报告2题目：Modeling the role of white-tailed deer in geographic spread of the black-legged tick Ixodes scapularis by a spatially nonlocal model.

摘要：Lyme disease is transmitted via blacklegged ticks,the spatial spread of which is believed to be primarily via transport on white-tailed deer. In this talk, I will present a mathematical model to describe the spatial spread of blacklegged ticks due to deer dispersal. The model turns out to be a system of differential equations with a spatially non-local term accounting for the phenomenon thata questing female adult tick that attaches to a deer at one location maylater drop to the ground, fully fed, at another location. After justifying the well-posedness of the model and analyzing the stability of its steady states, we will explore the existence of traveling wave fronts connecting the extinction equilibriumwith the positive equilibrium for the system. We derive an algebraic equation that determines a critical value $c^*$ which turns out to be the minimum wave speed and the actual spread speed of the tick population. We then present some numerical simulation results to demonstrate the above results. We also explore the dependence of $c^*$ on the dispersion rate of the white tailed deer,by which one may evaluate the role of the deer's dispersion in the geographical spread of the ticks.
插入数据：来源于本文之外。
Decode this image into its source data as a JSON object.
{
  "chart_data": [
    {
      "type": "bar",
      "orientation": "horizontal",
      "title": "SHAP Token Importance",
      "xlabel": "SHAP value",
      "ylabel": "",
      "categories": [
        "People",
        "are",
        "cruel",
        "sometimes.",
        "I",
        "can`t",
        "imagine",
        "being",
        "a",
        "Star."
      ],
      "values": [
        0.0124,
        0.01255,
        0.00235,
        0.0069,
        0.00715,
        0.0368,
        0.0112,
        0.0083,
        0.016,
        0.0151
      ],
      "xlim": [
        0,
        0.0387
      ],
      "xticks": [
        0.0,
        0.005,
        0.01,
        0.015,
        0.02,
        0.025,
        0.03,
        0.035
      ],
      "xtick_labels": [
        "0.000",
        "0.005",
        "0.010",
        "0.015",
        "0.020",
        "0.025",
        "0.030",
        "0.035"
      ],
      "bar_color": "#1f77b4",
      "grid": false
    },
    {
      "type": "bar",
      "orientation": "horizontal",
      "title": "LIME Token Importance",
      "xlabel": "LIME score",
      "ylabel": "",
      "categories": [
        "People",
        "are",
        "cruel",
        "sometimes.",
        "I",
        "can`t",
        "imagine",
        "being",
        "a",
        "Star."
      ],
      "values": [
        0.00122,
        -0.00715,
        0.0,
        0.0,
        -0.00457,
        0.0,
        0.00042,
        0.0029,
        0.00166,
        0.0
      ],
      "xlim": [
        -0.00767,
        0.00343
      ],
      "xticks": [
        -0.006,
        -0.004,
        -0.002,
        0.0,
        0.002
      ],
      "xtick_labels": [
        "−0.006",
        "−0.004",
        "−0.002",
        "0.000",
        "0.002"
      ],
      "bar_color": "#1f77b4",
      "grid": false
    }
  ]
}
This is a joint work with Stephen Gourley and Xiulan Lai et al.

报告3题目：Coexistence of competing species for intermediate dispersal rates in a reaction-diffusion chemostat model

摘要：In this talk, I will revisit a diffusive chemostat model with two competing species and one nutrient. We show that for large diffusion rate, both species will be washed out, while for small diffusion rate, competition exclusion will occur. This implies that a stable coexistence can only occurs at intermediate diffusion rate. We present an explicit way of determining parameter range which supports a stable coexistence steady state.

报告4题目：A DDE model modelling the fear effect in predator-prey interactions with adaptive avoidance of predators

摘要：Recent field experiment of vertebrates showed that mere presence of a predator would cause a dramatic change of a prey's demography. Fear of predators increases prey's survival probability but leads to a cost in prey's reproduction. Based on the experimental findings, we propose an age structured predator-prey model with the cost of fear and adaptive avoidance of predators. Mathematical analyses show that maturation delay between juvenile prey and adult prey can induce stability change of an equilibrium. Particularly,the positive equilibrium may lose its stability with a relatively large value of delay and regain stability if the delay is  further larger. Numerical simulations show that either strong adaptation of adult prey or large cost of fear have destabilizing effect while large population of predators has a stabilizing effect on the predator-prey interactions under consideration. Numerical simulations also indicate that adult prey needs stronger anti-predator respponse if population of predators is larger and needs weaker anti-predator response if the cost of fear is larger.

报告人简介：邹幸福于1983和1989年在中山大学数学系和湖南大学数学系分别获学士和硕士学位。1993-1997年就读于加拿大约克大学并获博士学位，继而在加拿大维多利亚大学和美国乔治亚理工学院动力系统与非线性研究中心做博士后。1999.1-2004.1在加拿大纽芬兰纪念大学先后任助理教授和副教授（终身教职），2004年开始在加拿大西安大略大学应用数学系任正教授（终身教职），2012年入选湖南省“百人计划”专家并在中南大学担任特聘教授。邹幸福教授是北美地区在微分方程与动力系统及应用的研究领域中的最活跃的学者之一。近年来主要从事偏泛函微分方程、应用动力系统、生物生态模型和神经网络模型的动力性态特性研究，取得了一系列有影响的成果，在J. Diff. Eqns.、SIAM J. Appl. Math.、SIAM J. Math. Anal.等著名杂志发表有影响的研究论文100余篇，担任Applicable Analysis、Journal of Computational and Applied Mathematics、Communications on Pure and Applied Analysis等SCI收录杂志的编委，曾获加拿大国家自然科学和工程基金博士后奖，Petro-Canada青年研究创新奖，安大略省长杰出研究奖。